The demand and price fluctuations had several negative effects, including reducing the welfare of households. When quinoa prices fell, total household food consumption decreased by 10% and wages fell by 5%.

Though traditionally grown for household consumption only, the global demand for quinoa encouraged farmers to use their fields for quinoa production only. The monocropping negatively affects the overall health of the fields, as nutrients do not get replenished as they would by rotating crops.
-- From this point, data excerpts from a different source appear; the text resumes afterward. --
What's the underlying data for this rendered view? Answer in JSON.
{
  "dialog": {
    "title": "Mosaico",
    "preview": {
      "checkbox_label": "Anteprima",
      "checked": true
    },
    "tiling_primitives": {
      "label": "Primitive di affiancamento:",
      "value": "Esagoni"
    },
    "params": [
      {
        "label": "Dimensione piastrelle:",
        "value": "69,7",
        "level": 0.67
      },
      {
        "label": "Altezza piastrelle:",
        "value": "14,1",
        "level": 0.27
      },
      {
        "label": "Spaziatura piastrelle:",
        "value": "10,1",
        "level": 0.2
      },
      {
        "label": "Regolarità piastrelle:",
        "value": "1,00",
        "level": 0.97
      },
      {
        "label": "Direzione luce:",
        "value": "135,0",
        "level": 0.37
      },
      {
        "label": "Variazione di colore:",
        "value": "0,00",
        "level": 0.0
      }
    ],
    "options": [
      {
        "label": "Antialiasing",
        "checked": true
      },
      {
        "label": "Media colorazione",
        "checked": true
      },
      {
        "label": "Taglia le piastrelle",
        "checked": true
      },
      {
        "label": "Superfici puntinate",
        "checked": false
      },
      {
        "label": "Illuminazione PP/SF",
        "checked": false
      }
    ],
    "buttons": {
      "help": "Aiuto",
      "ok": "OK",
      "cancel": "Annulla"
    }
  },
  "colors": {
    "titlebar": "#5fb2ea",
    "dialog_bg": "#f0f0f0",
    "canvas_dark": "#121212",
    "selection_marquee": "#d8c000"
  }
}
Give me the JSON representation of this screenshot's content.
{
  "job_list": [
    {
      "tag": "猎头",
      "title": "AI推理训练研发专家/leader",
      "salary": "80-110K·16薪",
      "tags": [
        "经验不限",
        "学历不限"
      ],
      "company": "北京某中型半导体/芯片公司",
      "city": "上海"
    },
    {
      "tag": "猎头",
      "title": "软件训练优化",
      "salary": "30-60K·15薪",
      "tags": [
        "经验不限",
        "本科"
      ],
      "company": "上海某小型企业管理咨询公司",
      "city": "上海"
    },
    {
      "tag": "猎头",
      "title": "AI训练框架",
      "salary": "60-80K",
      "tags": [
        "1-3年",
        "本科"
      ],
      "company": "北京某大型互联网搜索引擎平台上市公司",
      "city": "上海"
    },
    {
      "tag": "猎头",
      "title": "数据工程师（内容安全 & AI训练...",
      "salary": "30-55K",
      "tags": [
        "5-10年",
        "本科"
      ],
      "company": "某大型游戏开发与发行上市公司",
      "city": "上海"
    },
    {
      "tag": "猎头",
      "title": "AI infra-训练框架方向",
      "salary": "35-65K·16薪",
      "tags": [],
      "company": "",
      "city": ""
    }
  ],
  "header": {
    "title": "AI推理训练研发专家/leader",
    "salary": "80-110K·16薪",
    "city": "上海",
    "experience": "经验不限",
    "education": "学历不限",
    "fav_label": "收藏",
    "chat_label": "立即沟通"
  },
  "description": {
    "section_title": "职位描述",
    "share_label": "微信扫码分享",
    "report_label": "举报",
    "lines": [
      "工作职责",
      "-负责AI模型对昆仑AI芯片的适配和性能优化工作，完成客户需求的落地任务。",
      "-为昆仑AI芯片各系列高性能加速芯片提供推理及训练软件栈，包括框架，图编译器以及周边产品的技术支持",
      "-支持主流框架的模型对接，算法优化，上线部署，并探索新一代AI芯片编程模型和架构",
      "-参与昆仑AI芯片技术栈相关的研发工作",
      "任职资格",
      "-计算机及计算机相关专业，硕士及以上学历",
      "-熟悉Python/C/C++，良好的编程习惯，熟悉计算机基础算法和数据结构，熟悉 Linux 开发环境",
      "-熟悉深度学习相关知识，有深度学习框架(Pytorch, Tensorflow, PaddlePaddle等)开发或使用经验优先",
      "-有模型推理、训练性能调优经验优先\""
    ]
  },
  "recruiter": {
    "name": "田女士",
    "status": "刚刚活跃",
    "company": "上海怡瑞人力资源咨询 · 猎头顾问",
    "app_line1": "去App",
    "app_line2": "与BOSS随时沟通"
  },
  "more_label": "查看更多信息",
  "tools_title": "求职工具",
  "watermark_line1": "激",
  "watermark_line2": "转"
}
5 Ways Quinoa Supports Farmers in Peru

With the help of several U.N. agencies and national and local governments within Peru, a program called “Andean Grains” was implemented in Ayacucho and Puno – rural areas with high levels of poverty, where 78% of Peru’s quinoa is produced, to create a value chain of quinoa production to increase the welfare of farmers. Through the program, quinoa supports farmers in Peru in several ways:

  1. Income of rural quinoa producers increased by 22%. By focusing on producing organic quinoa and fulfilling a niche market demand, rural Peruvian farmers remain competitive in the global market. The program trained more than 2,000 producers in cooperative management and financial education and certified several farmers for organic production.
  2. The production, promotion and consumption of Quinoa improved. By implementing technological alternatives, including establishing technical standards for producing organic fertilizer, farmers increased their crop yields, improving the food quality and nutrition of the grain and making the crop more available to local communities. In Puno alone, yields increased by 13% through the organic certification program.
  3. More farmers joined cooperatives, increasing their market power. The program taught farmers about selecting suppliers, managing credit, how to negotiate when signing a contract and how to commercialize their organic quinoa. By standardizing the production of organic quinoa, poor farmers could negotiate better market prices under a collective brand. The cooperatives also promoted the national consumption of quinoa and helped sustainable development of the quinoa value chain.
  4. The program empowered female farmers. Women make up 31% of agricultural producers and more than 50% of participants in the program were women. They were able to accumulate up to $4,800 through Unions of Credit and Savings, which they used to buy natural fertilizers to protect their lands from desertification.
  5. The program participants’ welfare increased. In areas of Peru where quinoa was consumed before the boom, a 10% increase in the price of the quinoa increased the welfare of the average household by 0.7%. The additional income to quinoa producers in turn allowed them to spend more. Household consumption also increased by 46%.

Quinoa supports farmers in Peru in several ways. After the implementation of the U.N. “Andean Grains” program, the income and wealth of Peruvian farmers increased. By joining cooperatives, both male and female producers compete in the global competitive market. Today, quinoa continues to be celebrated as a vital part of Peru’s economy and culture.